Please watch this show if you have never seen it! Photo credit goes to FOX.
Anyway, all this television talk to say that at times, TV is a nice distraction from everyday life and especially everyday life with a mental illness. I can honestly say I try my best not to watch too much but in the age of Netflix, that certainly proves to be difficult. The struggle is real, y’all. My dad is a Graphic Designer and my sister and I grew up in front of the TV, much like many of our fellow ’80s babies. I’d be lying if I didn’t mention how much I believe shows relate to my life from time to time. For example, Lena Dunham clearly creeped my diary to write the script of girls. I’m convinced. (I know, ::collective eye roll::)
One of my very favorite shows, that was only on for 3 seasons, is United States of Tara, written by none other than Diablo Cody (writer of Juno). The show features a mother of 2 who struggles in her family, marriage, and day-to-day life with Multiple Personality Disorder. In my opinion the show was done very tastefully and made for the audience to truly better understand the disorder. I caught all 3 seasons on Netflix and recommend that you do the same. Although, I should mention that sometimes I take shows a bit too seriously and was convinced after watching USoT that I too could go off my medication… good for self-discovery and identifying triggers but not so good for the brain and the loved ones you surround yourself with. The show chronicles the various personalities of Tara that arise as she chooses to go off her medication and find her true self and also shows the detrimental effects on her support system and more importantly, herself. Of course, I can relate all too easily. But, to put a positive spin here, I want to mention support systems.

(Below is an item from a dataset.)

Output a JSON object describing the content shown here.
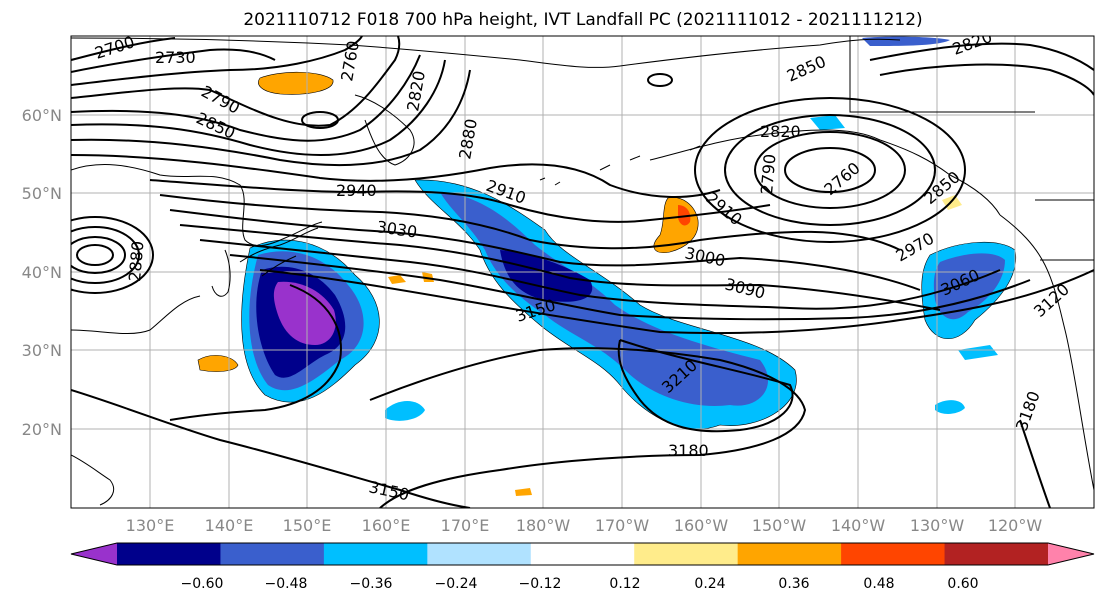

To kick off the blog, I introduced the world to my amazing dog. He is a primary in my support system. That little fella literally does get me out of bed. Secondary in my support system are my incredible boyfriend John, my awesome DIY-obsessed sister, Jamie, my beautiful best friend and nurse, Sarah, and of course none other than my Mom and Dad. They have been with me through thick and thin. My mom has truly become my best friend through this journey and also my biggest ally. When I was first diagnosed Bipolar, there was mostly sadness, confusion, and ultimately rejection. Once I came around and accepted reality, my family, friends, and boyfriend were right there by my side to learn and grow with me.
What shows do you watch to pass the time? Who are the key players in your support system?